For community is what held and holds us together. That in the middle of a violent outburst, or probably the next morning, I know someone is praying for us. For Jessie, for the functioning of our brains and our lives and our interconnectedness. But still the aggression, the part of the frontal lobe that was so damaged by the watershed stroke after surgery is, well, damaged. And all the plasticity or prayer in the world cannot rewire. It is complicated, just like her brain. And so is our grief. There is a name for this kind of loss or grief—for missing persons, for those changed by injury, for those whose partners have dementia. It’s called complicated grief or ambiguous loss. And it requires years on the prayer list. 

And so, I stay. I am your reminder that sometimes things do not heal quickly. I play proxy for those thrust suddenly into being caregivers, for those living in a war zone, those with post-traumatic stress disorder, for the continually oppressed.  I am your reminder that prayer does not heal everything immediately. That there is no limit to grief and loss and that community is sometimes the only thing that holds people together.

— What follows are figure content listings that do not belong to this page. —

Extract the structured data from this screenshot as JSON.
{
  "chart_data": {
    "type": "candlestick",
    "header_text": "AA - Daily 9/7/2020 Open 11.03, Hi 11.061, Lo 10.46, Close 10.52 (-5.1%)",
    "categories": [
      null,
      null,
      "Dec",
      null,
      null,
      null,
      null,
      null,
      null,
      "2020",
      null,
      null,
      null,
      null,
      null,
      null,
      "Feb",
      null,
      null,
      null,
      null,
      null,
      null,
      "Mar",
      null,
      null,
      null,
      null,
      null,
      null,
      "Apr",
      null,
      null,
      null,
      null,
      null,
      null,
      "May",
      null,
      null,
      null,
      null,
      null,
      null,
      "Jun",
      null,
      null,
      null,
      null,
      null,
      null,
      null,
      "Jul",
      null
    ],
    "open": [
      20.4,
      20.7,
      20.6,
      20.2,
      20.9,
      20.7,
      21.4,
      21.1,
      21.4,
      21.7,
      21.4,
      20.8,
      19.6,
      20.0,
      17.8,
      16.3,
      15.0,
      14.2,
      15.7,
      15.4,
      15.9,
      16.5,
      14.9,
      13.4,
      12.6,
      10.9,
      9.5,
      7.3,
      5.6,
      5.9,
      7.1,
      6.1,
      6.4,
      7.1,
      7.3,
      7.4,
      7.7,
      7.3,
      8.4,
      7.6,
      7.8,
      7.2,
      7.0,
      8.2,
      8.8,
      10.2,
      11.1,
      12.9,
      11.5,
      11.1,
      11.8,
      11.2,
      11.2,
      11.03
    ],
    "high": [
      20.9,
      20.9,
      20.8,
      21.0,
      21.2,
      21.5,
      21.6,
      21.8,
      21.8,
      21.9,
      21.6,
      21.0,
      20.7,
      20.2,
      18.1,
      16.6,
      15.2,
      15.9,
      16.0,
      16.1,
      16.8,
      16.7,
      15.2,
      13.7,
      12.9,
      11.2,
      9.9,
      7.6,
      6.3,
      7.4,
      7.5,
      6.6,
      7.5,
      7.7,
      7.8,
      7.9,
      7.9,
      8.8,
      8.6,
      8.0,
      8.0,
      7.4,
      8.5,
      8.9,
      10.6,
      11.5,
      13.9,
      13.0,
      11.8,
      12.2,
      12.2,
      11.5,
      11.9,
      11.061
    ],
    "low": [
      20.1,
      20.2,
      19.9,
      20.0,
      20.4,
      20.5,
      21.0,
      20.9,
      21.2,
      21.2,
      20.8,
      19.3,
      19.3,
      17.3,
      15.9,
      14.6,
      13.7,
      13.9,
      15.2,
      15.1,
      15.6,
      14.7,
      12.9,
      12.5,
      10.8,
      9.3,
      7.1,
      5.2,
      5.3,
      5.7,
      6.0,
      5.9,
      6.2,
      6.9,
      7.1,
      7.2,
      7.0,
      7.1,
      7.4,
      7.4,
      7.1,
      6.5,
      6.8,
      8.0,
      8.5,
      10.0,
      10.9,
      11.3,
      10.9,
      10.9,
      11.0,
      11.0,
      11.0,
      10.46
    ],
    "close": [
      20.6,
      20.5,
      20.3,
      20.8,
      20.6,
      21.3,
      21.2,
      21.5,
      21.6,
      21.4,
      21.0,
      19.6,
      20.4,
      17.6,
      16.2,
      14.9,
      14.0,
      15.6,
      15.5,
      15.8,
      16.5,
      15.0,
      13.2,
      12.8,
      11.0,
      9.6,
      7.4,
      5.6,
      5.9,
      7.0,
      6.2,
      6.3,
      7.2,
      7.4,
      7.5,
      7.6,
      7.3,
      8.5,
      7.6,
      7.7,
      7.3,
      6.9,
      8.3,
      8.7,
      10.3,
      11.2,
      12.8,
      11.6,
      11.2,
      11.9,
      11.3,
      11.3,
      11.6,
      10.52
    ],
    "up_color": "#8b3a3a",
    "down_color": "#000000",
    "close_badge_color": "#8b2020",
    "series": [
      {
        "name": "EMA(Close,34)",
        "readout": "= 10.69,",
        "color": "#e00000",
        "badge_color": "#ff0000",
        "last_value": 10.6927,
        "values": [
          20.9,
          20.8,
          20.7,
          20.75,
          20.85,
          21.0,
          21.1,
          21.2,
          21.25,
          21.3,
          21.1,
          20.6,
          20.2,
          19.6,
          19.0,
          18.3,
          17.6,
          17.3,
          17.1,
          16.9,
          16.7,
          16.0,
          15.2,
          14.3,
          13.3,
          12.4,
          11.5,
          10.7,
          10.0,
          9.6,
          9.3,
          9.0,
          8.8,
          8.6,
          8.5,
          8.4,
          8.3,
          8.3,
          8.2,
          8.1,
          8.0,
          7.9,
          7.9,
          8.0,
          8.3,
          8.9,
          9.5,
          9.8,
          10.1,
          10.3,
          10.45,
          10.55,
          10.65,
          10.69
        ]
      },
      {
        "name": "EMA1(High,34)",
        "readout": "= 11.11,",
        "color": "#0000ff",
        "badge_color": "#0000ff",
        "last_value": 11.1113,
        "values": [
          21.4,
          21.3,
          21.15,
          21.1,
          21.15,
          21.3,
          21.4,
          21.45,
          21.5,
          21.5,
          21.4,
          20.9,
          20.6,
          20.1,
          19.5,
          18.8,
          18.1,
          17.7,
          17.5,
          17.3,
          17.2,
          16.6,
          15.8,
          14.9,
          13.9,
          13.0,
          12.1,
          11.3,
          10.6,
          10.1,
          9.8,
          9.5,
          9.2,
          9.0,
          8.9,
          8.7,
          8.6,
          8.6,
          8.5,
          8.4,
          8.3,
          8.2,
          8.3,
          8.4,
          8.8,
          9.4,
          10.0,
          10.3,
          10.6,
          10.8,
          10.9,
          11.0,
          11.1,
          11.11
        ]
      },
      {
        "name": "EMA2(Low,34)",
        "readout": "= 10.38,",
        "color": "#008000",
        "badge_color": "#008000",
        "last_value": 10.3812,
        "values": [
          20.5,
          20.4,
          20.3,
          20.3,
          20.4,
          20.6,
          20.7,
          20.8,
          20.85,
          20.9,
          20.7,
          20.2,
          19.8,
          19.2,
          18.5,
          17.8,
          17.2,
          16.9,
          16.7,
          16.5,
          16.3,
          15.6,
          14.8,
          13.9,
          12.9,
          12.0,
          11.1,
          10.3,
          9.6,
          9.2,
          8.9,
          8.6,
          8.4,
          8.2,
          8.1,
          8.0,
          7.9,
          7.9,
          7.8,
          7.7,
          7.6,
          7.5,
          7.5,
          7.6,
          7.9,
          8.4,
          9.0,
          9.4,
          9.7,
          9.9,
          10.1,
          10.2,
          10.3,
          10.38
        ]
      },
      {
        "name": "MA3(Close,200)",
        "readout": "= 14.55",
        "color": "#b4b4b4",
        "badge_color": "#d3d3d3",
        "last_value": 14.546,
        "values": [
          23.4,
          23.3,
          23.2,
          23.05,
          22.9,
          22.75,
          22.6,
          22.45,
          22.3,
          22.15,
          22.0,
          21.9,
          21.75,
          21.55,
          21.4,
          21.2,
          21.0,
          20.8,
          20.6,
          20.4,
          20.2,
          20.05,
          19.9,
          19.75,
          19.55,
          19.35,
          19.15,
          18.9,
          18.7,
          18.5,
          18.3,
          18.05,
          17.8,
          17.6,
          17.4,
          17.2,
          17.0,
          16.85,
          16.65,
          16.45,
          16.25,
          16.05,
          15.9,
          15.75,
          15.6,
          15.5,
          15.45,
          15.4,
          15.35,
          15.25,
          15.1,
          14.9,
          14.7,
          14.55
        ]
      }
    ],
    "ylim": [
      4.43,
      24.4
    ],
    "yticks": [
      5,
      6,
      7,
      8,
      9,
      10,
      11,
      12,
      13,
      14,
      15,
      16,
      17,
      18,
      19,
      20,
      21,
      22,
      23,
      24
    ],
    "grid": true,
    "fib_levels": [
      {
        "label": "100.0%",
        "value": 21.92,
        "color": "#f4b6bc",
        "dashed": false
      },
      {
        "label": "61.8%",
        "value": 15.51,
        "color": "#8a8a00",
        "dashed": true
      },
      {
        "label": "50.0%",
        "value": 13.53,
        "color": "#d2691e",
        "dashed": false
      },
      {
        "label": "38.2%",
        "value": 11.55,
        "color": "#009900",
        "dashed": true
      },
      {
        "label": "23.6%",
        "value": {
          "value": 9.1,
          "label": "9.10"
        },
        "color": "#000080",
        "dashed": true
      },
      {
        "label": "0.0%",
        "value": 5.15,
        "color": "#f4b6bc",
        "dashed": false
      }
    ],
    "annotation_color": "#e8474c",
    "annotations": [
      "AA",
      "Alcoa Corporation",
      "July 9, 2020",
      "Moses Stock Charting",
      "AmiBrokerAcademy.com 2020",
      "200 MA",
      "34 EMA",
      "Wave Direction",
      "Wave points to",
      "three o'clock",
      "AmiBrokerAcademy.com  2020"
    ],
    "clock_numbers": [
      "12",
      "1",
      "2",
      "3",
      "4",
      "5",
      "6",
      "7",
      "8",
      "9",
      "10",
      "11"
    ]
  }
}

A neighbour called me early one morning last week. She had just found out that her 20-year-old daughter, Marie-Alba, had a large brain tumour and needed surgery. She had heard our story and reached out. After our conversation, not knowing her spiritual background or practices, I texted: “I’m a praying kinda girl/old lady, so, with your permission, I’ll pray and add her to our church’s prayer list.” She texted back: “Yes! Please add her to your church’s prayer list. I’m that kind of old lady too! We need it!” Not wanting to hold out too much hope and trying to inject a measure of light-heartedness into this challenging situation, I replied: “I’ve had our family and Jessie on the prayer list for 5 years!” “Beautiful,” she replied, “it really works!”

I laughed out loud. It doesn’t feel like anything is working. There are sharp edges, things that poke up and pierce us as we try to piece together a mosaic out of all the treasured bits of ourselves that have been shattered. But my neighbour’s comment reminds me that there has been healing and there has been blessing. Jessie did not die. She is not aggressive ALL the time. In fact, she can be her most lovely, charming, witty self most of every day. And through it all the community fed us, tended us, held our hands, let us cry, and yes, prayed for us.  We are not whole all of the time, but we have found a new kind of wholeness that we inhabit much of the time. 

So when the prayer coordinator calls, again, as she does every season of every year, to see if we still want or need to be on the prayer list, I will say yes. Maybe part of praying and being prayed for is opening up your wounds to the world, offering them up as a kind of prayer, so others can find you when they need you. 

As I write, the neurosurgeons are sawing through Marie-Alba’s cranium and excising the tumour that lives there. And we are praying. As countless prayer circles around the world do. Weaving a web of hope, care and concern into a universe defined by love.